Volume of calls up, but average spend is down, says Ofcom.

The amount spent by UK individuals on mobile services per month has dropped by 23% from £24.99 to £19.13 between 2003 and 2012, a new Ofcom report revealed.

During the period, the volume of voice calls doubled to 125 billion minutes per year, with SMS volume reaching 172 billion and the number of adults using mobiles reaching 92%, while consumers' utilisation of mobile data doubled between 2011 and 2012.

The British telecom watchdog also noted that average amount spent on a residential fixed broadband connection dropped by 48% between 2004 and 2012 to £16.38 against conditions of rising broadband take-up and extensive availability and adoption of high speed broadband packages.

In addition, there has been a 28% drop in amount spent on landline services per month between 2003 and 2012, from £29.71 to £21.47 as well as a huge drop in landline call volumes, reaching 60 billion per year in 2012 than 88 billion in 2003.

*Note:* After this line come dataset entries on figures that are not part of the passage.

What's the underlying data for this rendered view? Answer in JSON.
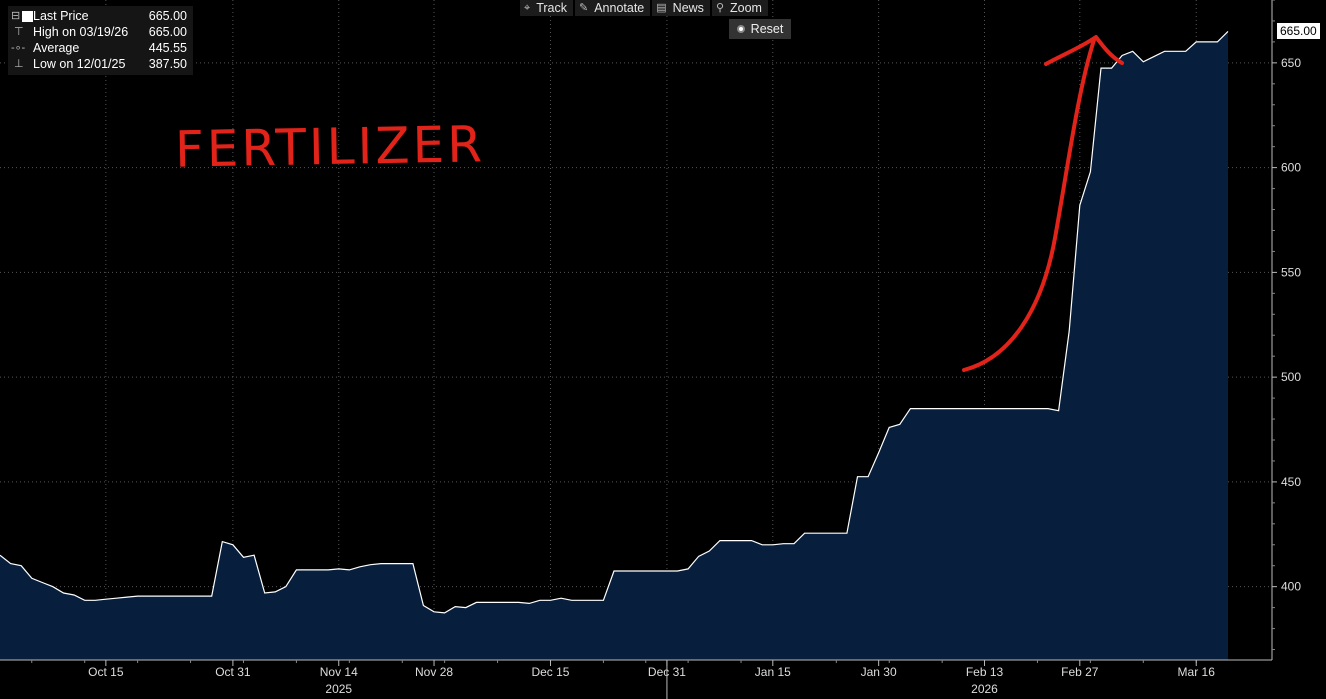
{
  "legend": {
    "rows": [
      {
        "icon": "white-square-icon",
        "label": "Last Price",
        "value": "665.00"
      },
      {
        "icon": "high-marker-icon",
        "label": "High on 03/19/26",
        "value": "665.00"
      },
      {
        "icon": "average-line-icon",
        "label": "Average",
        "value": "445.55"
      },
      {
        "icon": "low-marker-icon",
        "label": "Low on 12/01/25",
        "value": "387.50"
      }
    ]
  },
  "toolbar": {
    "track": "Track",
    "annotate": "Annotate",
    "news": "News",
    "zoom": "Zoom",
    "reset": "Reset"
  },
  "annotation": {
    "text": "FERTILIZER",
    "color": "#e2231a"
  },
  "last_price_tag": "665.00",
  "colors": {
    "background": "#000000",
    "area_fill": "#071f3d",
    "line": "#ffffff",
    "grid": "#555555"
  },
  "chart_data": {
    "type": "area",
    "title": "",
    "xlabel": "",
    "ylabel": "",
    "ylim": [
      365,
      680
    ],
    "yticks": [
      400,
      450,
      500,
      550,
      600,
      650
    ],
    "grid": true,
    "x_tick_labels": [
      "Oct 15",
      "Oct 31",
      "Nov 14",
      "Nov 28",
      "Dec 15",
      "Dec 31",
      "Jan 15",
      "Jan 30",
      "Feb 13",
      "Feb 27",
      "Mar 16"
    ],
    "x_ticks": [
      "2025-10-15",
      "2025-10-31",
      "2025-11-14",
      "2025-11-28",
      "2025-12-15",
      "2025-12-31",
      "2026-01-15",
      "2026-01-30",
      "2026-02-13",
      "2026-02-27",
      "2026-03-16"
    ],
    "year_labels": [
      {
        "x": "2025-11-14",
        "label": "2025"
      },
      {
        "x": "2026-02-13",
        "label": "2026"
      }
    ],
    "year_divider": "2025-12-31",
    "series": [
      {
        "points": [
          [
            "2025-10-01",
            415
          ],
          [
            "2025-10-02",
            411
          ],
          [
            "2025-10-03",
            410
          ],
          [
            "2025-10-06",
            404
          ],
          [
            "2025-10-07",
            402
          ],
          [
            "2025-10-08",
            400
          ],
          [
            "2025-10-09",
            397
          ],
          [
            "2025-10-10",
            396
          ],
          [
            "2025-10-13",
            393.5
          ],
          [
            "2025-10-14",
            393.5
          ],
          [
            "2025-10-15",
            394
          ],
          [
            "2025-10-16",
            394.5
          ],
          [
            "2025-10-17",
            395
          ],
          [
            "2025-10-20",
            395.5
          ],
          [
            "2025-10-21",
            395.5
          ],
          [
            "2025-10-22",
            395.5
          ],
          [
            "2025-10-23",
            395.5
          ],
          [
            "2025-10-24",
            395.5
          ],
          [
            "2025-10-27",
            395.5
          ],
          [
            "2025-10-28",
            395.5
          ],
          [
            "2025-10-29",
            395.5
          ],
          [
            "2025-10-30",
            421.5
          ],
          [
            "2025-10-31",
            420
          ],
          [
            "2025-11-03",
            414
          ],
          [
            "2025-11-04",
            415
          ],
          [
            "2025-11-05",
            397
          ],
          [
            "2025-11-06",
            397.5
          ],
          [
            "2025-11-07",
            400
          ],
          [
            "2025-11-10",
            408
          ],
          [
            "2025-11-11",
            408
          ],
          [
            "2025-11-12",
            408
          ],
          [
            "2025-11-13",
            408
          ],
          [
            "2025-11-14",
            408.5
          ],
          [
            "2025-11-17",
            408
          ],
          [
            "2025-11-18",
            409.5
          ],
          [
            "2025-11-19",
            410.5
          ],
          [
            "2025-11-20",
            411
          ],
          [
            "2025-11-21",
            411
          ],
          [
            "2025-11-24",
            411
          ],
          [
            "2025-11-25",
            411
          ],
          [
            "2025-11-26",
            391
          ],
          [
            "2025-11-28",
            388
          ],
          [
            "2025-12-01",
            387.5
          ],
          [
            "2025-12-02",
            390.5
          ],
          [
            "2025-12-03",
            390
          ],
          [
            "2025-12-04",
            392.5
          ],
          [
            "2025-12-05",
            392.5
          ],
          [
            "2025-12-08",
            392.5
          ],
          [
            "2025-12-09",
            392.5
          ],
          [
            "2025-12-10",
            392.5
          ],
          [
            "2025-12-11",
            392
          ],
          [
            "2025-12-12",
            393.5
          ],
          [
            "2025-12-15",
            393.5
          ],
          [
            "2025-12-16",
            394.5
          ],
          [
            "2025-12-17",
            393.5
          ],
          [
            "2025-12-18",
            393.5
          ],
          [
            "2025-12-19",
            393.5
          ],
          [
            "2025-12-22",
            393.5
          ],
          [
            "2025-12-23",
            407.5
          ],
          [
            "2025-12-24",
            407.5
          ],
          [
            "2025-12-26",
            407.5
          ],
          [
            "2025-12-29",
            407.5
          ],
          [
            "2025-12-30",
            407.5
          ],
          [
            "2025-12-31",
            407.5
          ],
          [
            "2026-01-02",
            407.5
          ],
          [
            "2026-01-05",
            408.5
          ],
          [
            "2026-01-06",
            414.5
          ],
          [
            "2026-01-07",
            417
          ],
          [
            "2026-01-08",
            422
          ],
          [
            "2026-01-09",
            422
          ],
          [
            "2026-01-12",
            422
          ],
          [
            "2026-01-13",
            422
          ],
          [
            "2026-01-14",
            420
          ],
          [
            "2026-01-15",
            420
          ],
          [
            "2026-01-16",
            420.5
          ],
          [
            "2026-01-20",
            420.5
          ],
          [
            "2026-01-21",
            425.5
          ],
          [
            "2026-01-22",
            425.5
          ],
          [
            "2026-01-23",
            425.5
          ],
          [
            "2026-01-26",
            425.5
          ],
          [
            "2026-01-27",
            425.5
          ],
          [
            "2026-01-28",
            452.5
          ],
          [
            "2026-01-29",
            452.5
          ],
          [
            "2026-01-30",
            464
          ],
          [
            "2026-02-02",
            476
          ],
          [
            "2026-02-03",
            477.5
          ],
          [
            "2026-02-04",
            485
          ],
          [
            "2026-02-05",
            485
          ],
          [
            "2026-02-06",
            485
          ],
          [
            "2026-02-09",
            485
          ],
          [
            "2026-02-10",
            485
          ],
          [
            "2026-02-11",
            485
          ],
          [
            "2026-02-12",
            485
          ],
          [
            "2026-02-13",
            485
          ],
          [
            "2026-02-17",
            485
          ],
          [
            "2026-02-18",
            485
          ],
          [
            "2026-02-19",
            485
          ],
          [
            "2026-02-20",
            485
          ],
          [
            "2026-02-23",
            485
          ],
          [
            "2026-02-24",
            485
          ],
          [
            "2026-02-25",
            484
          ],
          [
            "2026-02-26",
            522
          ],
          [
            "2026-02-27",
            582
          ],
          [
            "2026-03-02",
            598
          ],
          [
            "2026-03-03",
            647.5
          ],
          [
            "2026-03-04",
            647.5
          ],
          [
            "2026-03-05",
            653.5
          ],
          [
            "2026-03-06",
            655.5
          ],
          [
            "2026-03-09",
            650.5
          ],
          [
            "2026-03-10",
            653
          ],
          [
            "2026-03-11",
            655.5
          ],
          [
            "2026-03-12",
            655.5
          ],
          [
            "2026-03-13",
            655.5
          ],
          [
            "2026-03-16",
            660
          ],
          [
            "2026-03-17",
            660
          ],
          [
            "2026-03-18",
            660
          ],
          [
            "2026-03-19",
            665
          ]
        ]
      }
    ]
  }
}
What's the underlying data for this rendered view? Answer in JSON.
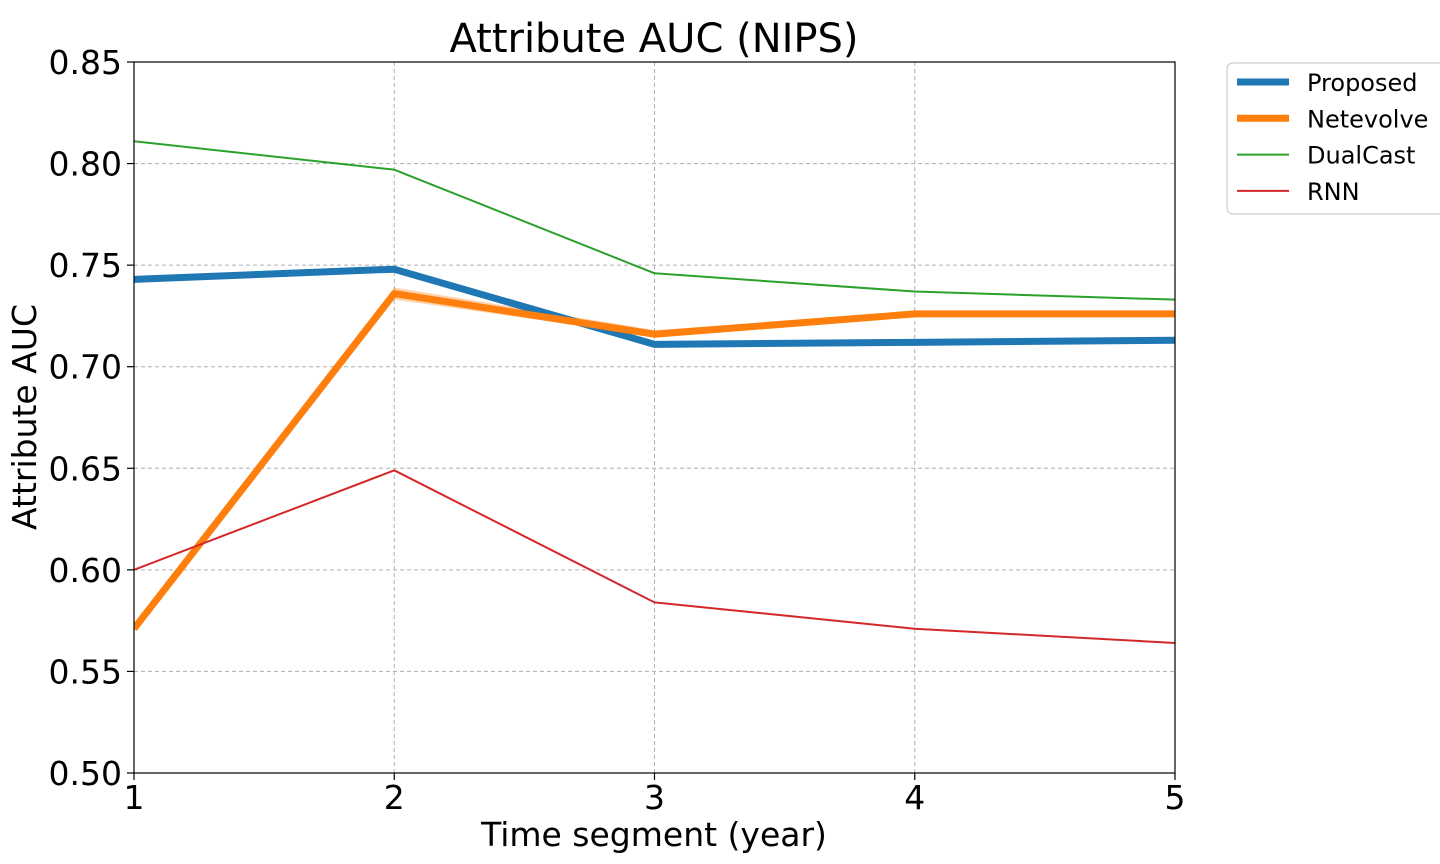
{
  "chart_data": {
    "type": "line",
    "title": "Attribute AUC (NIPS)",
    "xlabel": "Time segment (year)",
    "ylabel": "Attribute AUC",
    "xlim": [
      1,
      5
    ],
    "ylim": [
      0.5,
      0.85
    ],
    "x": [
      1,
      2,
      3,
      4,
      5
    ],
    "xticks": [
      "1",
      "2",
      "3",
      "4",
      "5"
    ],
    "yticks": [
      "0.50",
      "0.55",
      "0.60",
      "0.65",
      "0.70",
      "0.75",
      "0.80",
      "0.85"
    ],
    "grid": true,
    "legend_position": "outside-top-right",
    "series": [
      {
        "name": "Proposed",
        "color": "#1f77b4",
        "weight": "thick",
        "values": [
          0.743,
          0.748,
          0.711,
          0.712,
          0.713
        ]
      },
      {
        "name": "Netevolve",
        "color": "#ff7f0e",
        "weight": "thick",
        "values": [
          0.571,
          0.736,
          0.716,
          0.726,
          0.726
        ],
        "band_low": [
          0.57,
          0.733,
          0.715,
          0.725,
          0.725
        ],
        "band_high": [
          0.573,
          0.739,
          0.718,
          0.727,
          0.727
        ]
      },
      {
        "name": "DualCast",
        "color": "#2ca02c",
        "weight": "thin",
        "values": [
          0.811,
          0.797,
          0.746,
          0.737,
          0.733
        ]
      },
      {
        "name": "RNN",
        "color": "#d62728",
        "weight": "thin",
        "values": [
          0.6,
          0.649,
          0.584,
          0.571,
          0.564
        ]
      }
    ]
  }
}
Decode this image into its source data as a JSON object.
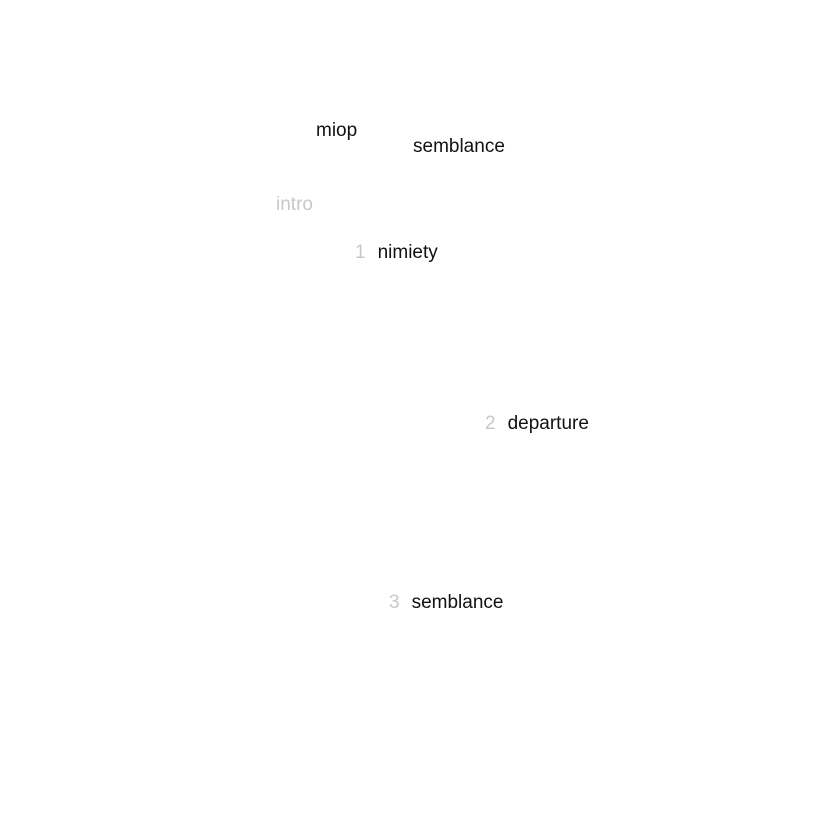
{
  "header": {
    "site_title": "miop",
    "current_title": "semblance"
  },
  "nav": {
    "intro_label": "intro"
  },
  "tracks": [
    {
      "number": "1",
      "title": "nimiety"
    },
    {
      "number": "2",
      "title": "departure"
    },
    {
      "number": "3",
      "title": "semblance"
    }
  ],
  "colors": {
    "text": "#111111",
    "muted": "#c8c8c8",
    "background": "#ffffff"
  }
}
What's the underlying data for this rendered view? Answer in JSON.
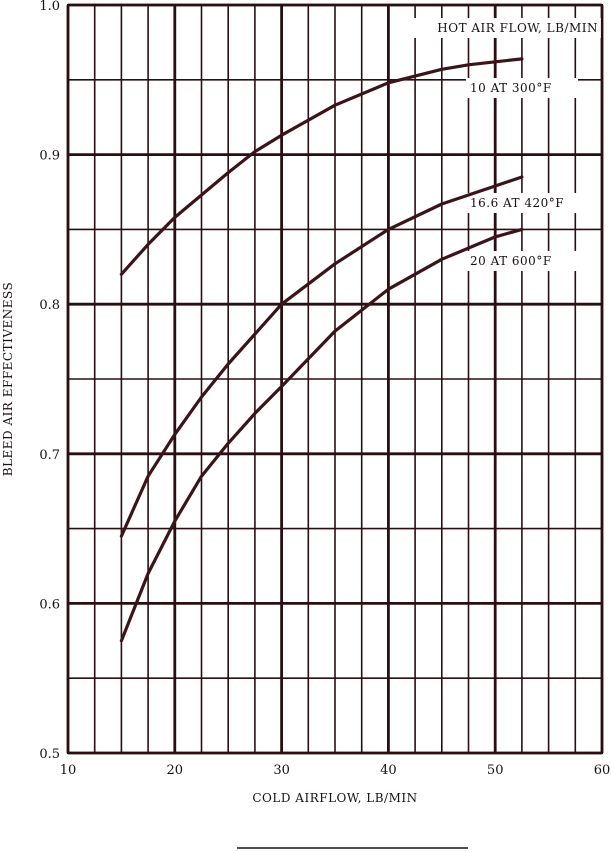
{
  "chart_data": {
    "type": "line",
    "title": "",
    "xlabel": "COLD AIRFLOW, LB/MIN",
    "ylabel": "BLEED AIR EFFECTIVENESS",
    "xlim": [
      10,
      60
    ],
    "ylim": [
      0.5,
      1.0
    ],
    "x_ticks": [
      "10",
      "20",
      "30",
      "40",
      "50",
      "60"
    ],
    "y_ticks": [
      "0.5",
      "0.6",
      "0.7",
      "0.8",
      "0.9",
      "1.0"
    ],
    "grid": true,
    "legend_title": "HOT AIR FLOW, LB/MIN",
    "series": [
      {
        "name": "10 AT 300°F",
        "x": [
          15,
          17.5,
          20,
          22.5,
          25,
          27.5,
          30,
          35,
          40,
          45,
          47.5,
          50,
          52.5
        ],
        "y": [
          0.82,
          0.84,
          0.858,
          0.873,
          0.888,
          0.902,
          0.913,
          0.933,
          0.948,
          0.957,
          0.96,
          0.962,
          0.964
        ]
      },
      {
        "name": "16.6 AT 420°F",
        "x": [
          15,
          17.5,
          20,
          22.5,
          25,
          27.5,
          30,
          35,
          40,
          45,
          50,
          52.5
        ],
        "y": [
          0.645,
          0.685,
          0.713,
          0.738,
          0.76,
          0.78,
          0.8,
          0.827,
          0.85,
          0.867,
          0.879,
          0.885
        ]
      },
      {
        "name": "20 AT 600°F",
        "x": [
          15,
          17.5,
          20,
          22.5,
          25,
          27.5,
          30,
          35,
          40,
          45,
          50,
          52.5
        ],
        "y": [
          0.575,
          0.62,
          0.655,
          0.685,
          0.707,
          0.727,
          0.745,
          0.782,
          0.81,
          0.83,
          0.845,
          0.85
        ]
      }
    ]
  }
}
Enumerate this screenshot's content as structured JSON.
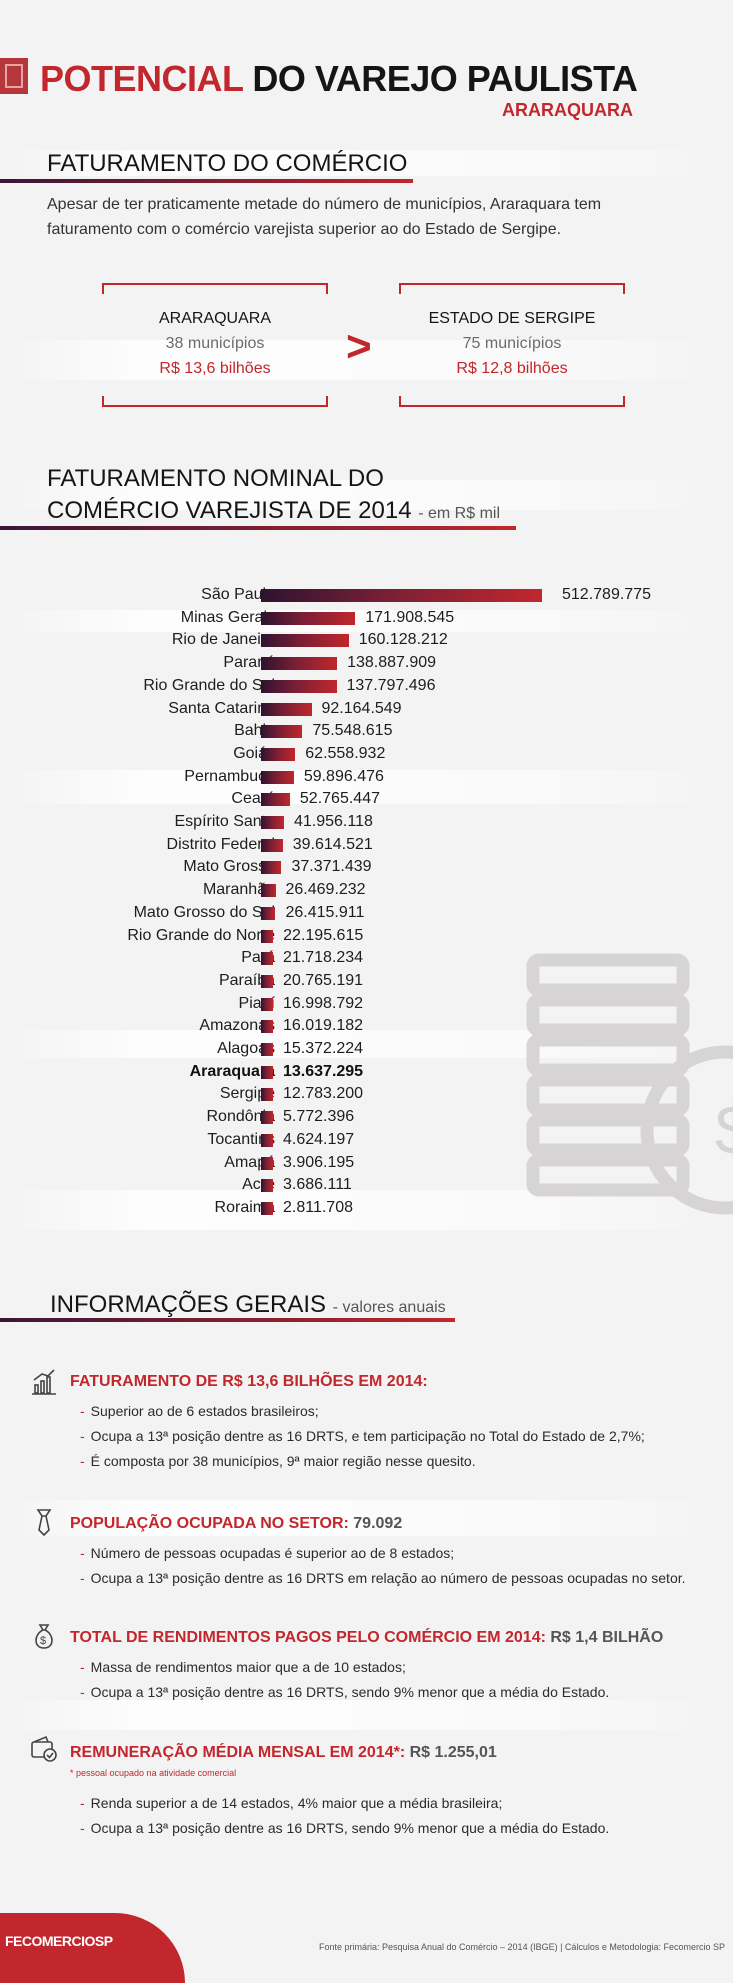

According to the report, customer satisfaction with reliability has been the highest for landline telephones (94%) and digital TV (93%), followed by 82% of mobile phone customers being happy with reception and network access, while satisfaction levels for broadband services dropped to 83% in 2013.

However, Ofcom found the highest levels of dissatisfaction among rural consumers, with 17% not satisfied with reliability of their broadband service and 19% with the consistency of their mobile service.

Ofcom chief executive Ed Richards said that the quality and value of communications services matters as much as their availability.

"The record in the last decade is good but we are determined to maintain focus on these important areas to ensure that communications markets continue to work in the best interests of consumers,: Richards said.

Ofcom is also considering ensuring quick repairs for landline and broadband installations by BT Openreach, which is responsible for managing the UK's copper network.